Selenskyj offen für Einfrieren der Frontlinien, bestätigt öffentlich Abramowitsch-Vermittlungsangebot

Selenskyj ist offen für ein Einfrieren der Frontlinien und bestätigt erstmals öffentlich ein Vermittlungsangebot von Roman Abramowitsch.

Der ukrainische Präsident Wolodymyr Selenskyj erklärte kürzlich, er sei bereit, die aktuelle Kontaktlinie mit Russland einzufrieren und auf eine diplomatische Lösung hinzuarbeiten. Dies bezeichnete er als den schnellsten Weg zum Frieden. Erstmals bestätigte er öffentlich, dass der russische Geschäftsmann Roman Abramowitsch nach der groß angelegten Invasion Kiew besucht und angeboten habe, die Kommunikation mit Präsident Wladimir Putin zu vermitteln. Frühere Berichte deuteten darauf hin, dass Selenskyj Einzelheiten dieses Treffens im Mai preisgegeben und ein „offenes Schreiben“ über Abramowitsch geschickt hatte.

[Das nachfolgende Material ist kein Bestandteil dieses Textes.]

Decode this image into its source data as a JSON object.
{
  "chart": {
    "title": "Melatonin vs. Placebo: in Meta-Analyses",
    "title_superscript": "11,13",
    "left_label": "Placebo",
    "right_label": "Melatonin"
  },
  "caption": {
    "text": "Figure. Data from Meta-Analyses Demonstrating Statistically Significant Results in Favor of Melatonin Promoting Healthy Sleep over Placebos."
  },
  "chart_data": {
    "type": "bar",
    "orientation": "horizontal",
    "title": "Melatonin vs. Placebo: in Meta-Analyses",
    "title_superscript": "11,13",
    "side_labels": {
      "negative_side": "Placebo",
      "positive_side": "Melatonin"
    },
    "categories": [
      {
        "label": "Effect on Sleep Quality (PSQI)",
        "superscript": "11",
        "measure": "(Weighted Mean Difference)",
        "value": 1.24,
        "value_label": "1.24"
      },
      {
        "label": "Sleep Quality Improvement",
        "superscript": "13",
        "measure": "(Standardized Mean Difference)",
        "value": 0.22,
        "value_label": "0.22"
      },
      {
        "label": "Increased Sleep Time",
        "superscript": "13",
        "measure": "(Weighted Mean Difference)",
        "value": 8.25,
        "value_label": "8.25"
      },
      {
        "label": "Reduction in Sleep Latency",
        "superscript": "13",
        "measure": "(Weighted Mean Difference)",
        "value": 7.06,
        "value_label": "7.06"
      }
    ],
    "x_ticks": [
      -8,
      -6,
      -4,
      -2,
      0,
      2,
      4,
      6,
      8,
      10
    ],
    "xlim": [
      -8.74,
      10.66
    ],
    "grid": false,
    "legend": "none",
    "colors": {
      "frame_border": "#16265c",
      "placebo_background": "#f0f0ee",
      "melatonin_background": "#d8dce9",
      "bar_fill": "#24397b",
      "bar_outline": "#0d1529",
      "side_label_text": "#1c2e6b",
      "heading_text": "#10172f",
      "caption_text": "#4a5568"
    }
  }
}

Während seines Besuchs im Vereinigten Königreich am 7. Juni kündigte Präsident Selenskyj zudem geplante bilaterale Gespräche mit Keir Starmer sowie ein E3+Ukraine-Treffen an. Dabei bezeichnete er Friedrich Merz erneut als deutschen Bundeskanzler, was Medien zuvor als Fehler vermerkt hatten. Als weitere Teilnehmer nannte er den französischen Präsidenten Emmanuel Macron und den britischen Premierminister Keir Starmer.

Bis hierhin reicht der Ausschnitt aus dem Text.